On Skyline health, an error is seen showing "Failed to get host encryption health result" after renewing certificate on vCenter appliance.

In the /var/log/vmware/vsan-health/vmware-vsan-health-service.log in vCenter, this is seen below:    

ERROR vsan-mgmt[412291] [VsanVapiUtil::GetVapiConfigStubBySolUser opID=06e96157] Fail to connect vAPI by solution user vpxd-extension
Traceback (most recent call last):
  File "bora/vsan/health/vpxd/pyMoVsan/VsanVapiUtil.py", line 161, in GetVapiConfigStubBySolUser
  File "bora/vsan/health/vpxd/pyMoVsan/VsanVapiUtil.py", line 140, in _getConfigStubBySolUser
  File "bora/vsan/health/vpxd/pyMoVsan/VsanVapiUtil.py", line 103, in _getSamlToken
  File "/usr/lib/vmware/site-packages/pyVim/sso.py", line 388, in get_hok_saml_assertion
  File "/usr/lib/vmware/site-packages/pyVim/sso.py", line 277, in perform_request
pyVim.sso.SoapException: SoapException:
faultcode: ns0:FailedAuthentication
faultstring: Invalid credentials
faultxml: <?xml version='1.0' encoding='UTF-8'?><S:Envelope xmlns:S=""><faultcode xmlns:ns0="http://docs.oasis-open.org/ws-sx/ws-trust/200512">ns0:FailedAuthentication</faultcode><faultstring>Invalid credentials</faultstring></S:Fault></S:Body></S:Envelope>
vsan-mgmt[412291] [VsanHealthEncUtil::GenerateEncryptionHealthSummaryForKmx opID=06e96157] Error when GetVpxdHostProviderInfo:
Traceback (most recent call last):
  File "bora/vsan/health/esx/pyMo/VsanHealthEncUtil.py", line 533, in GenerateEncryptionHealthSummaryForKmx
  File "bora/vsan/clusterconfig/vpxd/pyMoVsan/VsanVcEncryption.py", line 470, in GetVpxdHostProviderInfo
  File "bora/vsan/health/vpxd/pyMoVsan/VsanVapiUtil.py", line 250, in GetConfigStub
  File "bora/vsan/health/vpxd/pyMoVsan/VsanVapiUtil.py", line 164, in GetVapiConfigStubBySolUser
  File "bora/vsan/health/vpxd/pyMoVsan/VsanVapiUtil.py", line 161, in GetVapiConfigStubBySolUser
  File "bora/vsan/health/vpxd/pyMoVsan/VsanVapiUtil.py", line 140, in _getConfigStubBySolUser
  File "bora/vsan/health/vpxd/pyMoVsan/VsanVapiUtil.py", line 103, in _getSamlToken
  File "/usr/lib/vmware/site-packages/pyVim/sso.py", line 388, in get_hok_saml_assertion
  File "/usr/lib/vmware/site-packages/pyVim/sso.py", line 277, in perform_request
pyVim.sso.SoapException: SoapException:
faultcode: ns0:FailedAuthentication
faultstring: Invalid credentials
faultxml: <?xml version='1.0' encoding='UTF-8'?><S:Envelope xmlns:S="http://schemas.xmlsoap.org/soap/envelope/">faultcode xmlns:ns0="http://docs.oasis-open.org/ws-sx/ws-trust/200512">ns0:FailedAuthentication</faultcode><faultstring>Invalid credentials</faultstring></S:Fault></S:Body></S:Envelope>

In the same logs, this is observed "host encryption health checking"
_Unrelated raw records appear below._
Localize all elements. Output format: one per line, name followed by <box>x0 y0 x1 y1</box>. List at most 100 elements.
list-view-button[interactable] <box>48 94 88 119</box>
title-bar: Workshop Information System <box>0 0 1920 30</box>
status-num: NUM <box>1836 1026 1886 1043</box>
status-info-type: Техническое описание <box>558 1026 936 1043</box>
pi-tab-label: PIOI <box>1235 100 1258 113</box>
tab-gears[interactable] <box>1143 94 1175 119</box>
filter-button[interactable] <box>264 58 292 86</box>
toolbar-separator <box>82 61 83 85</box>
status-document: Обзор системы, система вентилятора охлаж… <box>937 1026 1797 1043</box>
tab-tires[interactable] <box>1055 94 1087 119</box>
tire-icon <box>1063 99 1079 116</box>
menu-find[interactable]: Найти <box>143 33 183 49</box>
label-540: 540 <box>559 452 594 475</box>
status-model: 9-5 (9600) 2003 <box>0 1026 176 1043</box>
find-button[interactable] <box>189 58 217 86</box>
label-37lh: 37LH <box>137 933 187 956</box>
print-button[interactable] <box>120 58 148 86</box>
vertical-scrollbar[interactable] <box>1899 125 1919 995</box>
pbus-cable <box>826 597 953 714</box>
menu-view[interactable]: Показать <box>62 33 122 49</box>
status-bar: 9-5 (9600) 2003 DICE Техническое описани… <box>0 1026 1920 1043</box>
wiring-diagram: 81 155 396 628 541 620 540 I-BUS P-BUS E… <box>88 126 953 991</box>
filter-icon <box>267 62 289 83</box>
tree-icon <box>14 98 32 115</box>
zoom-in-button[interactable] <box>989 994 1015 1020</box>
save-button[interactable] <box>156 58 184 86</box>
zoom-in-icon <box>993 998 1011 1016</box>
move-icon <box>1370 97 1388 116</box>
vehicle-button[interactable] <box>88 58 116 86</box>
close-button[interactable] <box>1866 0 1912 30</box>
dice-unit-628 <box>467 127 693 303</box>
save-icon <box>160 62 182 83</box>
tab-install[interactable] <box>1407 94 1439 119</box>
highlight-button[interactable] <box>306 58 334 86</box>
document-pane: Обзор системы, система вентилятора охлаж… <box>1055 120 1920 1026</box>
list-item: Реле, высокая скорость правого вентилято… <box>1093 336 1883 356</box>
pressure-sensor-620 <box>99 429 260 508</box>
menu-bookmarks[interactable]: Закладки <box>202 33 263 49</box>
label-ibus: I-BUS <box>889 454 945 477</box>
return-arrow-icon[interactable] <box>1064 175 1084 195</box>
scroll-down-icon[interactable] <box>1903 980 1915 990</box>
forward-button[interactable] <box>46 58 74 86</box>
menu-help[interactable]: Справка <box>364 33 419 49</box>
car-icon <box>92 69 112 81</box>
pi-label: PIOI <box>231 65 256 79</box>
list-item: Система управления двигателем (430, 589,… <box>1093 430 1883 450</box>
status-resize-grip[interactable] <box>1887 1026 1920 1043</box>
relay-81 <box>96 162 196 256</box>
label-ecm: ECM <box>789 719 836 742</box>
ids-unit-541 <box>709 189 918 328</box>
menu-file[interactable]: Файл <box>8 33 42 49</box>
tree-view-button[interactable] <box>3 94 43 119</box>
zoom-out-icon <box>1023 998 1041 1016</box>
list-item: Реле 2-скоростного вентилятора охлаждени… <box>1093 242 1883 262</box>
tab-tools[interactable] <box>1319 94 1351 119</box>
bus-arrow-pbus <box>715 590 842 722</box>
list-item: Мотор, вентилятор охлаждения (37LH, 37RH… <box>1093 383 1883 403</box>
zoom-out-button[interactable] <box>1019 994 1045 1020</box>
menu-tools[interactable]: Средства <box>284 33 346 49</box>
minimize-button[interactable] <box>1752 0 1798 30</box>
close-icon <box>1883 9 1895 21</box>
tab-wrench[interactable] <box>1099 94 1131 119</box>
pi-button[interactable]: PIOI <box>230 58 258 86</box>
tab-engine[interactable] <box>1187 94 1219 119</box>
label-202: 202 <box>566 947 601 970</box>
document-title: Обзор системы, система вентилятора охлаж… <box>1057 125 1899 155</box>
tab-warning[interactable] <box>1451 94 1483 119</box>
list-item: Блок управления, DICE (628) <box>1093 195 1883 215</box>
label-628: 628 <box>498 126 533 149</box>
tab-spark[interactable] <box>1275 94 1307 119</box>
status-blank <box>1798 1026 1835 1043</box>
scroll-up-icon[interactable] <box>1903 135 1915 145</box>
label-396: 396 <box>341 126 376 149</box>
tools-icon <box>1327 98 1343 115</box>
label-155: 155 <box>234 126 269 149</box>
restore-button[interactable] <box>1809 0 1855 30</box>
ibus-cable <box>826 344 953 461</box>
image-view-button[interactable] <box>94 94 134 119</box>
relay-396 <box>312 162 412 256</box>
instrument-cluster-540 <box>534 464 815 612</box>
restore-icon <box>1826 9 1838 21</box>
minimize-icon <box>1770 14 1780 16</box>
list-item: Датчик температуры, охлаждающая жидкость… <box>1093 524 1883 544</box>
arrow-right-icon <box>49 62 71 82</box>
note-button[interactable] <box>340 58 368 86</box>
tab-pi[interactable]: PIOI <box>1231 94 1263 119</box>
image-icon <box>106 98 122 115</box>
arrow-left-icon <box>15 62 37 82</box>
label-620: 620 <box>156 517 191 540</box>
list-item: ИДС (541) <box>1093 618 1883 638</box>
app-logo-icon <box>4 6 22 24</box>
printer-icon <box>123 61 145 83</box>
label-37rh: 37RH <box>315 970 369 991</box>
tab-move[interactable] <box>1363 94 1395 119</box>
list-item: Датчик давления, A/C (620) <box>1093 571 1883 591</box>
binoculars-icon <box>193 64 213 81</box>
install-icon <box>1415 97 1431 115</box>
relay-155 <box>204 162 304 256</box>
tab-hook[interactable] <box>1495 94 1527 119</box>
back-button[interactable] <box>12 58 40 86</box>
Then VC health reports error about host encryption health checking
WARNING vsan-mgmt[66558] [VsanHealthEncUtil::_AggregateEncryptionConfigHealthForKmx opID=06e96157] Host: encryption health error: (vim.fault.VsanFault) {
  faultMessage = (vmodl.LocalizableMessage) [
    (vmodl.LocalizableMessage) {
      key = 'com.vmware.vsan.health.msg.list.kmxa.provider.error',
      message = 'get provider info error, please check the health logs'
    }
  ]
}
WARNING vsan-mgmt[66558] [VsanHealthEncUtil::_AggregateEncryptionConfigHealthForKmx opID=06e96157] Host:  health error: (vim.fault.VsanFault) {
  faultMessage = (vmodl.LocalizableMessage) [
    (vmodl.LocalizableMessage) {
      key = 'com.vmware.vsan.health.msg.list.kmxa.provider.error',
      message = 'get provider info error, please check the health logs'

 

Environment

VMware vSphere vCenter 8.0.x

Cause

This is caused due to /storage/vsan-health/vpxd-extension.cert and /storage/vsan-health/vpxd-extension.key having stale credentials, which is used by SSO authentication, leading to authorization failing. 

Resolution

The fix is planned to be included in a future release.

 The current workaround for this issue is:
   1. Login to VC via SSH.
   2. Backup vpxd-extension.cert and vpxd-extension.key.
       ----> cp /storage/vsan-health/vpxd-extension.cert /storage/vsan-health/vpxd-extension.cert.bak
       ----> cp /storage/vsan-health/vpxd-extension.key /storage/vsan-health/vpxd-extension.key.bak

   3. Remove vpxd-extension.cert and vpxd-extension.key.
       ----> rm /storage/vsan-health/vpxd-extension.cert
       ----> rm /storage/vsan-health/vpxd-extension.key

   4. Once this is removed, please do a Skyline health reset on vCenter interface by going on the cluster lever, click on monitor, then go to vSAN skyline health and then initiate a retest. This should clear the alarm.